The definition of health.
The word 'health' implies by derivation a state of haleness or
wholeness as opposed to one of illness. Hence the popular fallacy,
which continues to linger, that health is largely a matter of freedom
from sickness.
When Preventive Medicine entered the field of public health
its primary objective became the abatement of disease insofar as it
appeared preventable. The attack therefore opened upon infectious
diseases, with special reference to those which were notifiable.
Today, our conception of the problem is less static. Preventive
Medicine has become Social Medicine, under which health can no
longer be evaluated in terms of disease, nor can it be achieved by its
elimination. The health we demand for the people is rather a reserve
of fitness in face of all baneful biological influences, of which disease
is only one, and, even so, only in part preventable. In any case,
preventable disease can only be prevented by disentangling its roots,
which include poverty, bad housing, malnutrition, and ignorance.

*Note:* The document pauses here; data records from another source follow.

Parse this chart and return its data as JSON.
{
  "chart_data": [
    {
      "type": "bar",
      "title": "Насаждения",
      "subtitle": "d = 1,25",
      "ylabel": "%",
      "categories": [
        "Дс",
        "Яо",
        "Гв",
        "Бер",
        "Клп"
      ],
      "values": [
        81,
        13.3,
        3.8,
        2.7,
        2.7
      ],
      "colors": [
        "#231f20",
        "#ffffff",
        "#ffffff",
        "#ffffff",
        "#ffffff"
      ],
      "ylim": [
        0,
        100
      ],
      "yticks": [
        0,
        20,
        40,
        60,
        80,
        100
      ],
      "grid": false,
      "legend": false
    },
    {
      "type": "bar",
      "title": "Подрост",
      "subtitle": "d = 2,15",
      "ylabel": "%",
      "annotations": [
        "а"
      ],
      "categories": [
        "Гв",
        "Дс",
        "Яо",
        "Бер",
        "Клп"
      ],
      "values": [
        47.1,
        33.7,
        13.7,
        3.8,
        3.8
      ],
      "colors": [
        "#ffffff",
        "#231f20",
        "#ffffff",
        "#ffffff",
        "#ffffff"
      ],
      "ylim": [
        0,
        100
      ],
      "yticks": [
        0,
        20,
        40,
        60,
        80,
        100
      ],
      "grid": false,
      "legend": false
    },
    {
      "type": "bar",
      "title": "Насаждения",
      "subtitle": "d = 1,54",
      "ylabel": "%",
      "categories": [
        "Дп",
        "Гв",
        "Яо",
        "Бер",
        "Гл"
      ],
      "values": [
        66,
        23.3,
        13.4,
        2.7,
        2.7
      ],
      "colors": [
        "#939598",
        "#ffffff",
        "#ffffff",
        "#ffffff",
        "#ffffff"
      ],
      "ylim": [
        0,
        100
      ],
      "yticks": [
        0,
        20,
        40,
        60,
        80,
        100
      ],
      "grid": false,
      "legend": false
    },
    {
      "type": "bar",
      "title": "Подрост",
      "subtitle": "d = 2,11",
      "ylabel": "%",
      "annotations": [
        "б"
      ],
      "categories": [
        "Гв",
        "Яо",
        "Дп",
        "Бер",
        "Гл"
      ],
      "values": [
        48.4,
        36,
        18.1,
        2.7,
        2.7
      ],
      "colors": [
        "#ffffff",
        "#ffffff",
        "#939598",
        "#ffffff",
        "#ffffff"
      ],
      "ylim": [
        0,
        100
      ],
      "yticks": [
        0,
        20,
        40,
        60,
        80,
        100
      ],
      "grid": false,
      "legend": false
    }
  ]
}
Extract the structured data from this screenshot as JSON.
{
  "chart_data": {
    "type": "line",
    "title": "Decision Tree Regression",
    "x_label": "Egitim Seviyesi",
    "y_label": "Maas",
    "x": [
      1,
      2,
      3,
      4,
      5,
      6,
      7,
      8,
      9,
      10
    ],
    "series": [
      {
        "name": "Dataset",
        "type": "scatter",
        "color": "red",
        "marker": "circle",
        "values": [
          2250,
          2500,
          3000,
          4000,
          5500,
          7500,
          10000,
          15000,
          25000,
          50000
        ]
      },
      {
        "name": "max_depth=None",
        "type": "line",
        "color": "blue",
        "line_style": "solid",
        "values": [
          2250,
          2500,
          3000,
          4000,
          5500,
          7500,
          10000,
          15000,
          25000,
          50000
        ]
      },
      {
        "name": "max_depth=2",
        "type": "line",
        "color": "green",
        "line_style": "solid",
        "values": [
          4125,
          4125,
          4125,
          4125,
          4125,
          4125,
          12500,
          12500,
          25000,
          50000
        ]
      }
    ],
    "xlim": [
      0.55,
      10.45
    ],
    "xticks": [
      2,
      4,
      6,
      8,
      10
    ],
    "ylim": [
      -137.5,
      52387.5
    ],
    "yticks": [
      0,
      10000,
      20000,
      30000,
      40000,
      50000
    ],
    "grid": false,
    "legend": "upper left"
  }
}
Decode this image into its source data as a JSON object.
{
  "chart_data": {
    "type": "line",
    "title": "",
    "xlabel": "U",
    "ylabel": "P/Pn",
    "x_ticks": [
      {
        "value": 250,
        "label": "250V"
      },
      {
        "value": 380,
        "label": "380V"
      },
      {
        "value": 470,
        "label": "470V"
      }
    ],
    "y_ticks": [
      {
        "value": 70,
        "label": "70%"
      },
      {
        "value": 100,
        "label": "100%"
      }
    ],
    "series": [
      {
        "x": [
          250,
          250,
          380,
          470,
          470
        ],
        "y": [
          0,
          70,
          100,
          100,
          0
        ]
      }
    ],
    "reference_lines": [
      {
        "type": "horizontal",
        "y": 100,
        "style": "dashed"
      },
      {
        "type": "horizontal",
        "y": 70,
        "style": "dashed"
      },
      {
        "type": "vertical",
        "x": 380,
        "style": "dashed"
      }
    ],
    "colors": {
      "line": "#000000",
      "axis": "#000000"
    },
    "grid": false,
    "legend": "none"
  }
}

Moreover, the new fitness must be physical, mental and spiritual: it
must be total and maximal.
To express this ideal, the term Positive Health has recently become
current, conveying as it does the conception of good health progressing
to even better health, with the goal for ever moving ahead of achievement.
Accepted in this dynamic sense it follows that positive health
aspires to become a matter rather for international comparison than
for Local Government statistics.
The available Statistics.
The statistical evidence for the year 1945, in Richmond as
throughout England and Wales, suggests that despite the War the
physical health of the civil population has suffered remarkably little.
Births have replaced deaths with an increasingly easy margin. The
country as a whole has fed better, and certainly more fairly, than at
any other period in English history. The specific infectious diseases,
for reasons partly unknown to us, have remained quiescent, even
failing to thrive under conditions of gross overcrowding: the only
exception would appear to be Sonne Dysentery, but even here the
rise is in part to be explained by better diagnosis.